Jenkins: Boots will do talking in shoot-out

Penalty-taking decided the first Test in favour of the British & Irish Lions and the art of bisecting the posts will again be massively influential in Saturday’s second encounter with Australia, believes Lions legend Neil Jenkins.

The former Wales fly-half, who kicked the 1997 Lions to a series victory over South Africa, is the 2013 tourists’ kicking coach and presiding over some remarkably consistent place-kicking from Leigh Halfpenny and Owen Farrell, who have sent over 27 from 29 kicks and 18 from 19 respectively on tour so far.

Halfpenny was successful with five of his six kicks off the tee last Saturday in Brisbane, contributing 13 points to the Lions’ 23-21 first Test win, while the Wallabies made only four of their nine attempts at goal by James O’Connor and Kurtley Beale, whose two penalty misses in the final minutes let Warren Gatland’s side off the hook.

As Jenkins sees it, there will be no let up in Melbourne’s Docklands on Saturday under the closed roof of the Etihad Stadium with match day referee Craig Joubert coming into the game with a reputation for recording high penalty counts.

“It’s generally goal-kicking that wins or loses Test matches. We’ve seen already with the way things went last Saturday the importance of your kickers,” Jenkins said.

“Kicking is going to be huge. I certainly think it is going to be a very good game of rugby on Saturday. I think they will look to take us on ball in hand. I think it will be an unbelievable game. It’s going to come down to taking your opportunities and kicking, any chance that comes on offer you are going to need to take. Goal-kicking will be huge.”

In starting 24-year-old full-back Halfpenny, this season’s RBS Player of the Championship in the 2013 Six Nations and a protege of Jenkins’ since joining the Cardiff Blues academy, the Lions are fully confident they have a kicker who is made of the right stuff to take those opportunities.

“Most of the kickers have got very good temperaments, and the guys here on the Lions tour have incredible temperaments,” Jenkins said. “They are happy to rock up irrelevant of the issues surrounding them — it might be a kick to win the game, the crowd, the amount of people watching on TV — they seem to get into that zone.

“Temperament-wise, we are very lucky. Leigh has always wanted to be a kicker, and once he started for the Blues he was knocking on the door consistently.

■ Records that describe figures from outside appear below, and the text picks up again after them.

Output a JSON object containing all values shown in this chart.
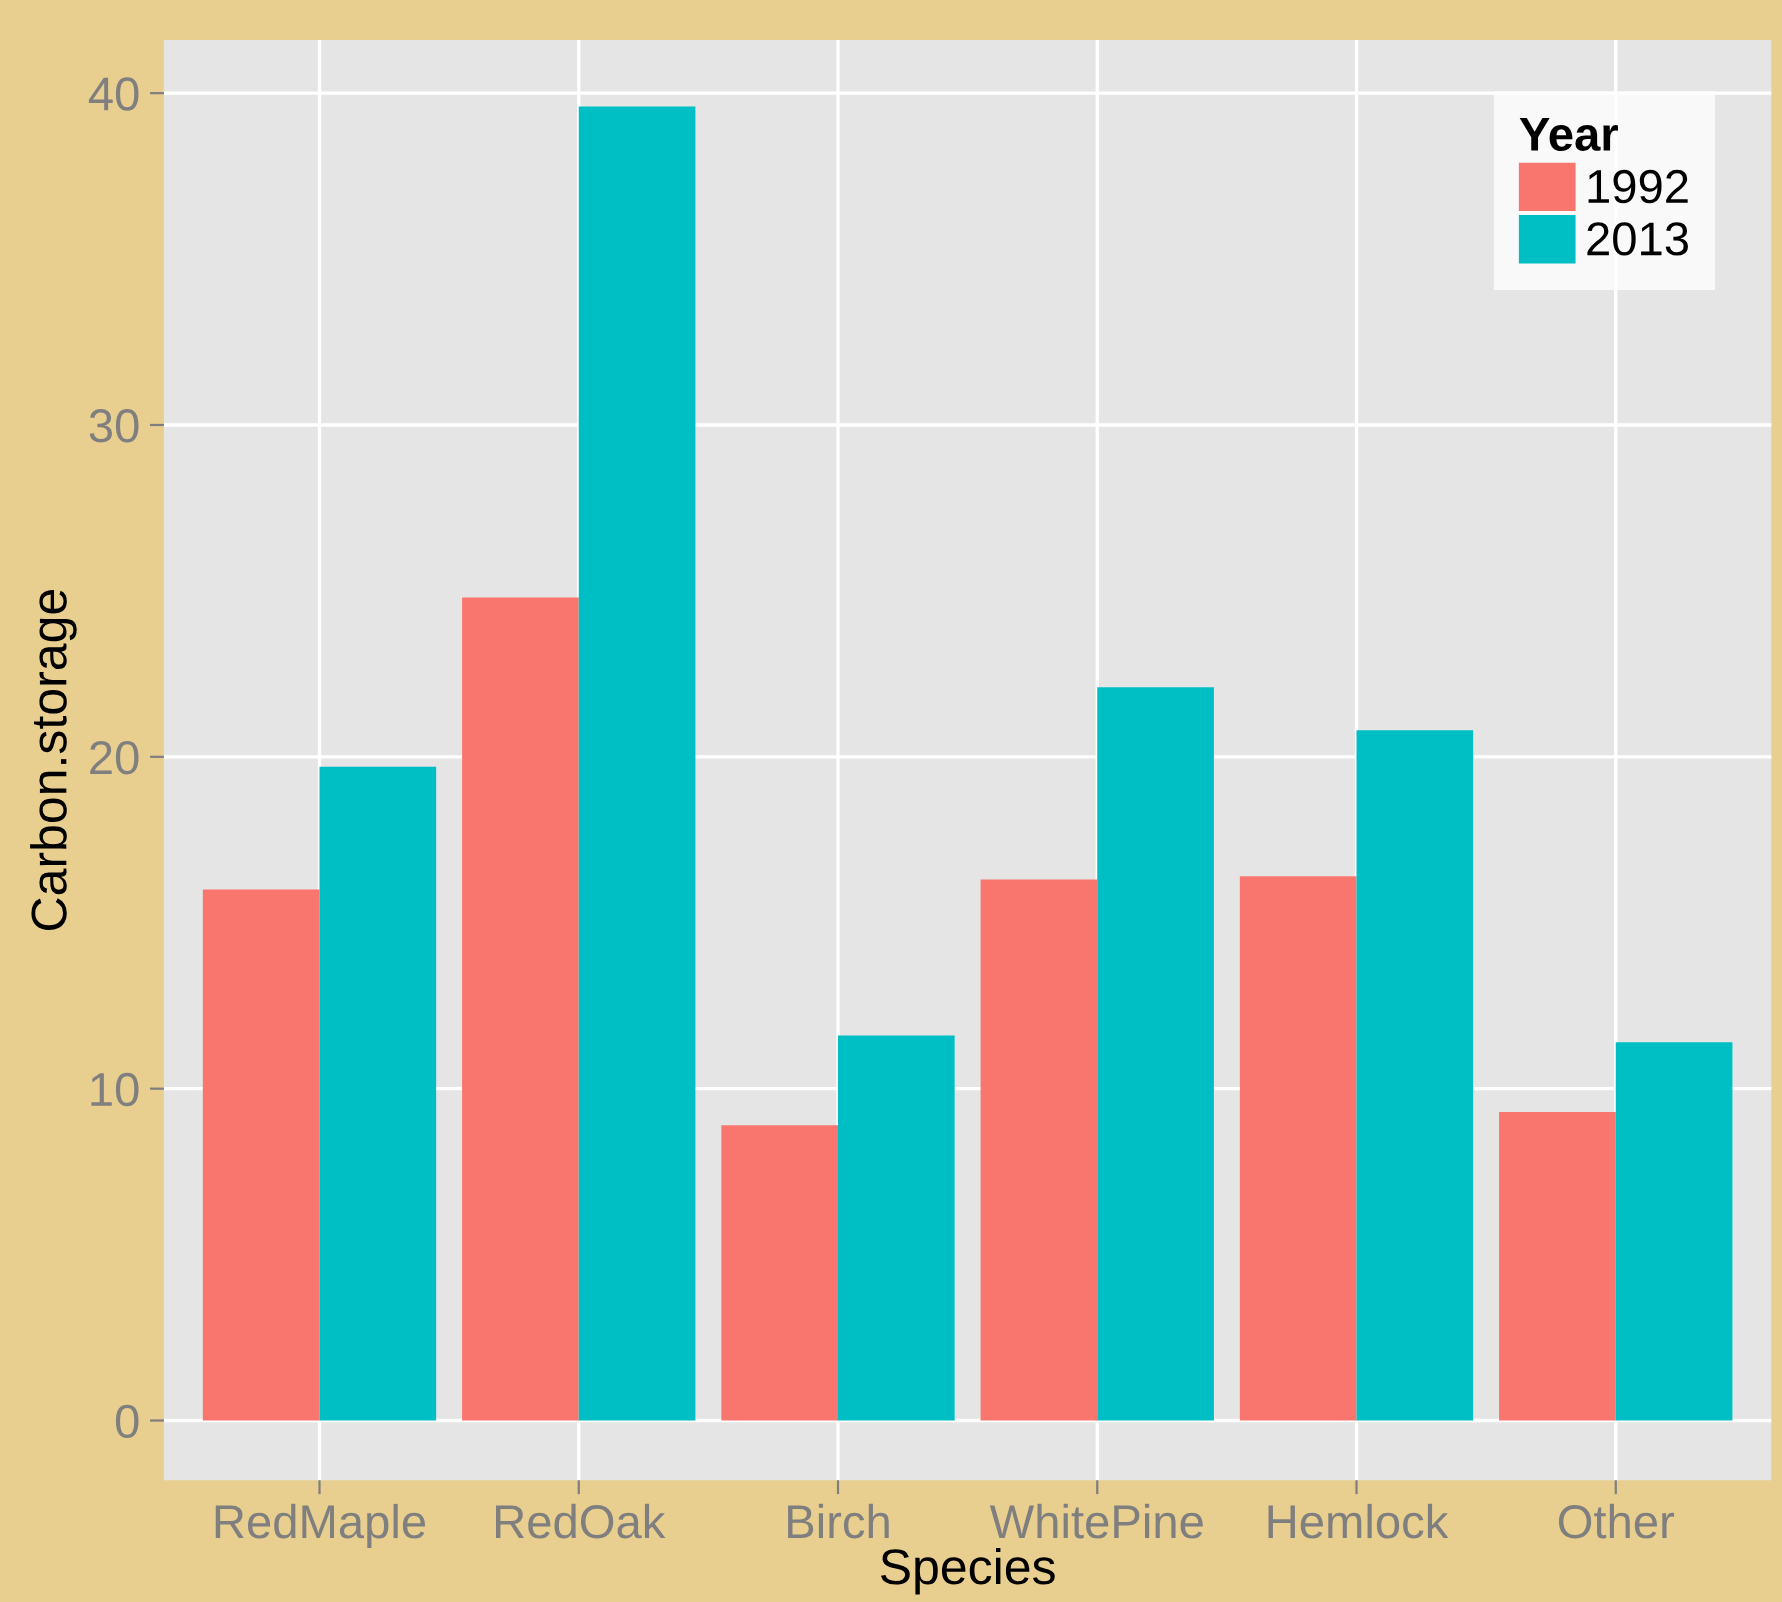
{
  "chart_data": {
    "type": "bar",
    "xlabel": "Species",
    "ylabel": "Carbon.storage",
    "legend_title": "Year",
    "categories": [
      "RedMaple",
      "RedOak",
      "Birch",
      "WhitePine",
      "Hemlock",
      "Other"
    ],
    "series": [
      {
        "name": "1992",
        "color": "#f8766d",
        "values": [
          16.0,
          24.8,
          8.9,
          16.3,
          16.4,
          9.3
        ]
      },
      {
        "name": "2013",
        "color": "#00bfc4",
        "values": [
          19.7,
          39.6,
          11.6,
          22.1,
          20.8,
          11.4
        ]
      }
    ],
    "ylim": [
      -1.8,
      41.6
    ],
    "yticks": [
      0,
      10,
      20,
      30,
      40
    ],
    "grid": true,
    "legend": "top right"
  }
}
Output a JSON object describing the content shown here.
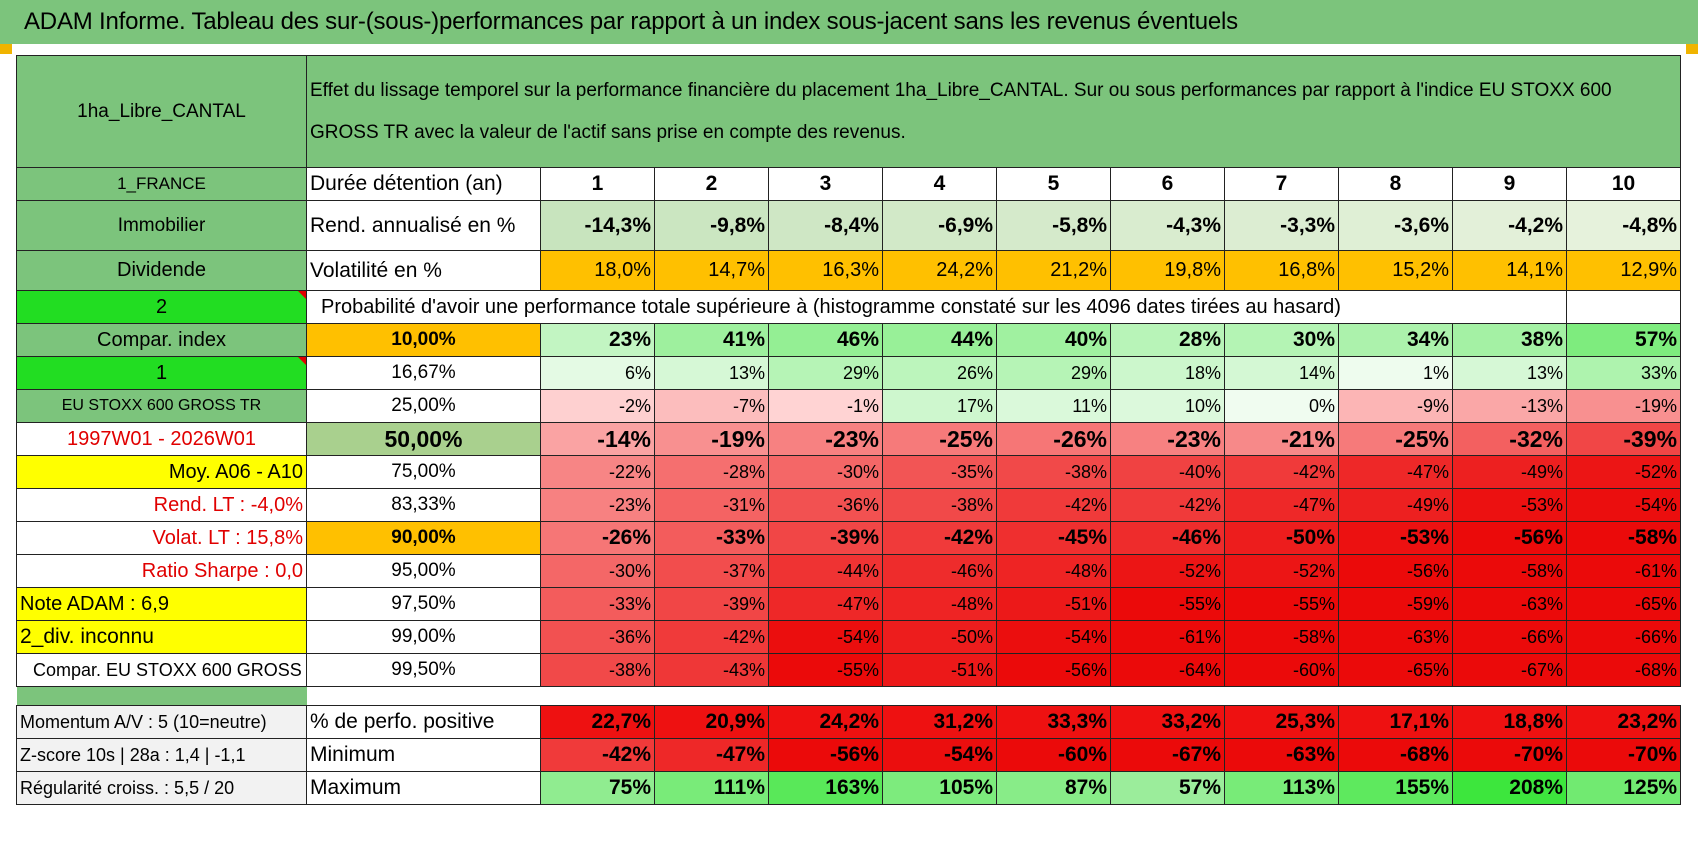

“You are trying to score the points for the team, and you have got to put the work in to do that. You will have days when things don’t go right, that is understandable. You can’t get out of bed every day and everything goes well. But I believe if you put the work in, you work hard throughout the week, you put yourself in a good place.”

Such has been Halfpenny’s form with the boot that Ireland’s regular kicker and Lions starting fly-half Jonny Sexton has not had a sniff at the shooting duties since the opening tour game against the Barbarians in Hong Kong on June 1, when in the heat and humidity he was successful with just two kicks from five after coming off the bench to replace Farrell.

“It’s not easy, obviously, when you have got great goal-kickers as we have, and two in the same side,” Jenkins said “Jonny and Owen had played in Hong Kong, and we wanted to get Leigh up and running as well.

“For that game [against Western Force in Perth], it was his first game of the tour, we wanted to try and get everyone involved as soon as possible, so that was more the decision at the time.

“The way he kicked that night — 11 out of 11 — probably propelled him in front of the other guys. But again, it’s small margins, and these boys are outstanding kickers.

“Jonny was disappointed, and I didn’t expect anything different, but he has responded as we would expect, practising very hard and very well. I feel for Jonny a bit. He had a couple of misses in Hong Kong but his practice has been incredible so far.”

With both Sexton and Halfpenny set to start in Melbourne on Saturday and Farrell as back-up fly-half, the Lions could not be better placed in terms of place-kicking options, while the starting out-half’s tactical kicking on this tour and in the opening Test has been immaculate.

That will need to continue this weekend as the Lions bid for a victory that would secure a first series win since Jenkins celebrated a 2-1 success over the Springboks 17 years ago.

“A lot of the guys playing here have achieved an awful lot of things,” Jenkins reflected. “Brian [O’Driscoll] has won 130-odd caps, hasn’t won a Lions series. Any Lions tour you go on you want to win every game you possibly can, but the reality is you get remembered and judged on your Test performances.

“It is a huge game for us on Saturday, I can’t put enough emphasis on it.”